Britannica frames the practice as a twofold infringement: first at ingestion, where proprietary articles are copied into training datasets and retrieval indices without permission; and second at output, where those materials are reproduced in responses. The publisher argues that this is not transformative use but a commercial substitute that siphons audience attention from carefully edited reference pages.
Lanham Act Allegations And Reputational Harm
Beyond copyright, Britannica invokes the Lanham Act, claiming that ChatGPT sometimes fabricates facts and attributes them to Britannica or Merriam-Webster, creating consumer confusion about the origin and accuracy of information. In the company’s view, hallucinated citations tarnish the brands’ hard-won reputations for editorial rigor.
The complaint also contends that AI summaries act as a substitute for visiting publisher sites, weakening the economics that fund expert editors and lexicographers. Similar concerns have been raised by industry groups that track referral traffic: when authoritative material is surfaced inside chat interfaces, fewer readers click through to the source, a dynamic publishers say erodes subscriptions and advertising revenue.
Part Of A Wider Legal Front Against AI Firms
Britannica’s action adds to a growing slate of lawsuits from media and information companies challenging AI training and outputs. The New York Times has sued OpenAI over alleged misuse of news archives; Ziff Davis and a coalition of North American newspapers — including the Chicago Tribune, the Denver Post, the Sun Sentinel, and the Toronto Star — have filed similar claims, as has the Canadian Broadcasting Corporation. Britannica also has a pending case against Perplexity over related issues.
At the same time, OpenAI has pursued licensing deals with several publishers, signaling an appetite for negotiated access to content. Those agreements, however, do not cover Britannica or Merriam-Webster, and the new complaint argues that voluntary licensing is not a substitute for redressing past unauthorized use.
Sparse Precedent And The Anthropic Ruling
Case law on whether training on copyrighted text is fair use remains unsettled. In a separate case involving Anthropic, federal judge William Alsup suggested that using text as training data could be considered transformative. Yet he also found that the wholesale, unauthorized acquisition of millions of books crossed legal lines, a distinction that contributed to a $1.5 billion class settlement benefiting affected writers.

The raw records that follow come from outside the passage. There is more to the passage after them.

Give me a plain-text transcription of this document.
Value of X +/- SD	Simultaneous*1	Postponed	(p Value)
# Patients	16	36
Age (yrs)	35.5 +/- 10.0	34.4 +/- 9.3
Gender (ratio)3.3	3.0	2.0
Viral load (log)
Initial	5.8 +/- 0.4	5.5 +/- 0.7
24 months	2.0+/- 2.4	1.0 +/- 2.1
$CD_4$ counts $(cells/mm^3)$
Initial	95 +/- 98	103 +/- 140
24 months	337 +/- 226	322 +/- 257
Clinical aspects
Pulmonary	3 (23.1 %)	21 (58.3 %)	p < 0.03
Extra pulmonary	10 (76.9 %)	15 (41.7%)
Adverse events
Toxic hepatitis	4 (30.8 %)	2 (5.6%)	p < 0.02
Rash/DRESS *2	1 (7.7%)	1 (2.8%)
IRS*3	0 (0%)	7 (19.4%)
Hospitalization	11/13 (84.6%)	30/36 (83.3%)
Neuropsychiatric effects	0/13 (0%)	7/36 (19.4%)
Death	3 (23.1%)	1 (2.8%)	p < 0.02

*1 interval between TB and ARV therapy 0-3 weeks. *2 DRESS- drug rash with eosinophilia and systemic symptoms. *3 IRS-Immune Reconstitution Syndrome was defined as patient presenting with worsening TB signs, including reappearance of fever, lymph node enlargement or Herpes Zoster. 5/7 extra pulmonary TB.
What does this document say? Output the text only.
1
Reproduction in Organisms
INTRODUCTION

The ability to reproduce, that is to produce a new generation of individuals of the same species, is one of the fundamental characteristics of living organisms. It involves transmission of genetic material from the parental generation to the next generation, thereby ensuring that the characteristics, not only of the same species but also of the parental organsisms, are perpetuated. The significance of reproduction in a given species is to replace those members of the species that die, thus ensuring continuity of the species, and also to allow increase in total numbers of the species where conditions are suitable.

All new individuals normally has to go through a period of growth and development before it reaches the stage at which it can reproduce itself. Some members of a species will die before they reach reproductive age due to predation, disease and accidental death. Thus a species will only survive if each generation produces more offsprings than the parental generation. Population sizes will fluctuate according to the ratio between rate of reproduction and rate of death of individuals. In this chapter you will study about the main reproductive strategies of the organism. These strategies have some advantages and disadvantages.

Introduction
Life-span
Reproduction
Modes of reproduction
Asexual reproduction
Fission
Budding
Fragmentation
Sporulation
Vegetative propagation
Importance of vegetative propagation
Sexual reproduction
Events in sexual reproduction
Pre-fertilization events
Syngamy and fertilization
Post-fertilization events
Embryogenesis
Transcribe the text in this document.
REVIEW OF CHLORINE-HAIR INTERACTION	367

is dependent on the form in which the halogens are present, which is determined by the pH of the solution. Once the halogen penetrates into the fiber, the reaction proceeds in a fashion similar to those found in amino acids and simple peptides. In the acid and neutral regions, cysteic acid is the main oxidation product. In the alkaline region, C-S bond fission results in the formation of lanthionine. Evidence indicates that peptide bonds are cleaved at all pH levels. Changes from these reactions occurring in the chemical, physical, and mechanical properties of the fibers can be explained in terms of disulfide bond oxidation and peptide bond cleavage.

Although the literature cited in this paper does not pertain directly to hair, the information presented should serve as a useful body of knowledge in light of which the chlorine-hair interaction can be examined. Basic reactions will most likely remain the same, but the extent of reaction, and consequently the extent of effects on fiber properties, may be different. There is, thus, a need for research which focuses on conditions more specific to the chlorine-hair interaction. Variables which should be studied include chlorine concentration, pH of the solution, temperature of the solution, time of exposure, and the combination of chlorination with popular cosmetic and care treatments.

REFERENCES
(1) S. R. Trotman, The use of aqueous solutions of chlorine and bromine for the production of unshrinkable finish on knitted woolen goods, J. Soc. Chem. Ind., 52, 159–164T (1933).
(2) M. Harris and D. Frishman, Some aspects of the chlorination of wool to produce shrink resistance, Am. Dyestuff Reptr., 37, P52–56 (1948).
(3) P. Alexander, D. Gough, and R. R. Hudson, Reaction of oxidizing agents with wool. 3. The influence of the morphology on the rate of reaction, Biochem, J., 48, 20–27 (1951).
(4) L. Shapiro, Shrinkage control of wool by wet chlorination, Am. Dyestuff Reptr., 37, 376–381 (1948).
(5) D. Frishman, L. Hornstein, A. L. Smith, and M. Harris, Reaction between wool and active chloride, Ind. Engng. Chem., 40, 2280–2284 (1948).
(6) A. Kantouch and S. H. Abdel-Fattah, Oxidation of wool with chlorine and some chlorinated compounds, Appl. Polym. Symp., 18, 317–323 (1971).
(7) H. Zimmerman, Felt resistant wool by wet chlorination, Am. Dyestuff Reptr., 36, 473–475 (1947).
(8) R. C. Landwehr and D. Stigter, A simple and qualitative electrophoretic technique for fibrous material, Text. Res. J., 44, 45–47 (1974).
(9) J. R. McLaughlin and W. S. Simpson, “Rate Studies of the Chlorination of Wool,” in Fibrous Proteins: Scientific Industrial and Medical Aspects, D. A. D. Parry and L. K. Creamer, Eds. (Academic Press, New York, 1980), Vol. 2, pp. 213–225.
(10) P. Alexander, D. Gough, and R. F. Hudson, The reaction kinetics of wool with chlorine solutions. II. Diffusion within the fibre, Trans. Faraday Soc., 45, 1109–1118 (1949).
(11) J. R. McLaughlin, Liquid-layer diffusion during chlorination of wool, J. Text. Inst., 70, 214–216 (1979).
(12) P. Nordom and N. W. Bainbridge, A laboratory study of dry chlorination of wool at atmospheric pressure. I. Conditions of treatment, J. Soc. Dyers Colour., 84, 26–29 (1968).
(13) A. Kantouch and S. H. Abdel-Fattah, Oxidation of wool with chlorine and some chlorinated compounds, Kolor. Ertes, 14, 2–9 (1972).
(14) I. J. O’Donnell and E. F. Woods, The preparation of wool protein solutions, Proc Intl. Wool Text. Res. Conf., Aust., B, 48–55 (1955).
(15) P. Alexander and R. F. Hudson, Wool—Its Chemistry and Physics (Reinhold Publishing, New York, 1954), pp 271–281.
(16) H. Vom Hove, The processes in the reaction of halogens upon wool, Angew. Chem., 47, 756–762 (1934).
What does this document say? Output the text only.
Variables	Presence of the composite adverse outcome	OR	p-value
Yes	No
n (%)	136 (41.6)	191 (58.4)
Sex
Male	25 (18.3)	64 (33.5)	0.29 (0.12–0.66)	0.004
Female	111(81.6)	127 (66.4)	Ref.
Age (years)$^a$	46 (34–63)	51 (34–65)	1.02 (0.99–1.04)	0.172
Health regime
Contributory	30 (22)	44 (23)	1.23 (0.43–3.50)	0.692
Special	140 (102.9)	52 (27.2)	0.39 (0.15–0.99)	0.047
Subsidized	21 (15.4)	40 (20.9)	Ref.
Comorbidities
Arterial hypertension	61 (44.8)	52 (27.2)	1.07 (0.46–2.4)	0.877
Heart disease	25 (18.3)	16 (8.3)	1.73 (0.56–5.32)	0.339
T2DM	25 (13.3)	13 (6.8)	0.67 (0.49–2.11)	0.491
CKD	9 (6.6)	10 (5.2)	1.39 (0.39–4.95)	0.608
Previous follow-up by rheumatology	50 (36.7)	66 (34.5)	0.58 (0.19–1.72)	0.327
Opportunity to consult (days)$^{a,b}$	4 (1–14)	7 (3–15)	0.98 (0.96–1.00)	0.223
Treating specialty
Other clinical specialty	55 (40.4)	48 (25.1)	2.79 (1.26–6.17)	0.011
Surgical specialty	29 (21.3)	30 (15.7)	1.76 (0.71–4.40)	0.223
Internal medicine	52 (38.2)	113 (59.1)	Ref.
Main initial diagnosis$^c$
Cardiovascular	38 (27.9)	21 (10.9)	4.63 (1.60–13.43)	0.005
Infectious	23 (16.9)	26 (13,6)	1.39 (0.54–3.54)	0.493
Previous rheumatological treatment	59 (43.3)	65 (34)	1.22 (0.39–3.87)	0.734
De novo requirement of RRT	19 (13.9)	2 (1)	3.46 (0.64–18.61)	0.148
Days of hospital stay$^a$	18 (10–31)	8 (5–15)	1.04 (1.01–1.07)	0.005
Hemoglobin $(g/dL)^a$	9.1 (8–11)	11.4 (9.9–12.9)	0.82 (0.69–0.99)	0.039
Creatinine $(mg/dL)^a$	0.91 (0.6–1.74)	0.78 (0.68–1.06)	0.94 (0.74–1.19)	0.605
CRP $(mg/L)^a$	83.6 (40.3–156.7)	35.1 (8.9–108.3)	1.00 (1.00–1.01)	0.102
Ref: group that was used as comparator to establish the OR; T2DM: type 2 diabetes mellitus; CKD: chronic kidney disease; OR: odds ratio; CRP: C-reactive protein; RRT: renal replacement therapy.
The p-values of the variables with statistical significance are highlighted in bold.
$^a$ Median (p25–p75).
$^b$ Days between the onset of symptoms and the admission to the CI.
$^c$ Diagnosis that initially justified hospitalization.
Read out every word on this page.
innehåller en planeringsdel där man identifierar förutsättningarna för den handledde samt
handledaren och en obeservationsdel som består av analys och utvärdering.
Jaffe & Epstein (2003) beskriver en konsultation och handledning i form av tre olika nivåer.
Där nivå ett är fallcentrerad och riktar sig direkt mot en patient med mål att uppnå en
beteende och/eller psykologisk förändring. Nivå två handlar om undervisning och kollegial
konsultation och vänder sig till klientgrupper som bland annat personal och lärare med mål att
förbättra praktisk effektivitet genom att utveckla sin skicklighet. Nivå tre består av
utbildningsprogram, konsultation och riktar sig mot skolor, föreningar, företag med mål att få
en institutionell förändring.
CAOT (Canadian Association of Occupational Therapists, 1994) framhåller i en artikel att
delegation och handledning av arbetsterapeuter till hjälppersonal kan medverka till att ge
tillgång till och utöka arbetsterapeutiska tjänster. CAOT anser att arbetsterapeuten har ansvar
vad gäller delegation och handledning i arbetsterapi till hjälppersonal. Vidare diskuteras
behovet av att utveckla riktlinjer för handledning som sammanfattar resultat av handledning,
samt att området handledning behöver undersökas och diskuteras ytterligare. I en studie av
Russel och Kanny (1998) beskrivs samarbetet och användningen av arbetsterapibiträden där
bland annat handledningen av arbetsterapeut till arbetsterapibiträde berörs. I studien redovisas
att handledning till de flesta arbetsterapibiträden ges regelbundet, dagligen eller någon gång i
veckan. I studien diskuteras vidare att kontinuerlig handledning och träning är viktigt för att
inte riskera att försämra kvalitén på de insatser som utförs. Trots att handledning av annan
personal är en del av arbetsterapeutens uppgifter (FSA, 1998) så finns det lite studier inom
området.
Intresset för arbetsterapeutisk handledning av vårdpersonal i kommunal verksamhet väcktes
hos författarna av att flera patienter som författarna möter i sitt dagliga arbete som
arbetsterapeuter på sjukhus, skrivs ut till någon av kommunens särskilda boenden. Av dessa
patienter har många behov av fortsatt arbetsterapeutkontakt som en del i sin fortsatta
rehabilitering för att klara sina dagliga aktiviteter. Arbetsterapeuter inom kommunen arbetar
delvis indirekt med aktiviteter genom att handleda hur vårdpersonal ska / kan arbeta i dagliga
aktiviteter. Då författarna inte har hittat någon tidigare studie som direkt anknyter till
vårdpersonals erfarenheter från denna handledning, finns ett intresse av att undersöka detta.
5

The lesson for AI companies is that how data is obtained and how closely outputs track their sources both matter. Courts are beginning to parse the differences between training on licensed corpora, scraping without consent, and retrieval systems that can surface near-verbatim passages from proprietary databases.
What Comes Next in Britannica’s Lawsuit Against OpenAI
Britannica is expected to seek damages and injunctions that could bar OpenAI from training on or retrieving from its content without a license, and to require technical safeguards that curb verbatim reproduction and misattributed citations. Remedies could include content filtering, source attribution controls, or even model fine-tuning and unlearning routines tailored to reference works.
For enterprises building on generative AI, the outcome will shape risk assessments: if reference content is off-limits without explicit permissions, procurement and compliance costs rise, but the reliability of citations could improve. For consumers, the case spotlights a central trade-off of AI convenience versus the sustainability of the institutions that produce vetted knowledge.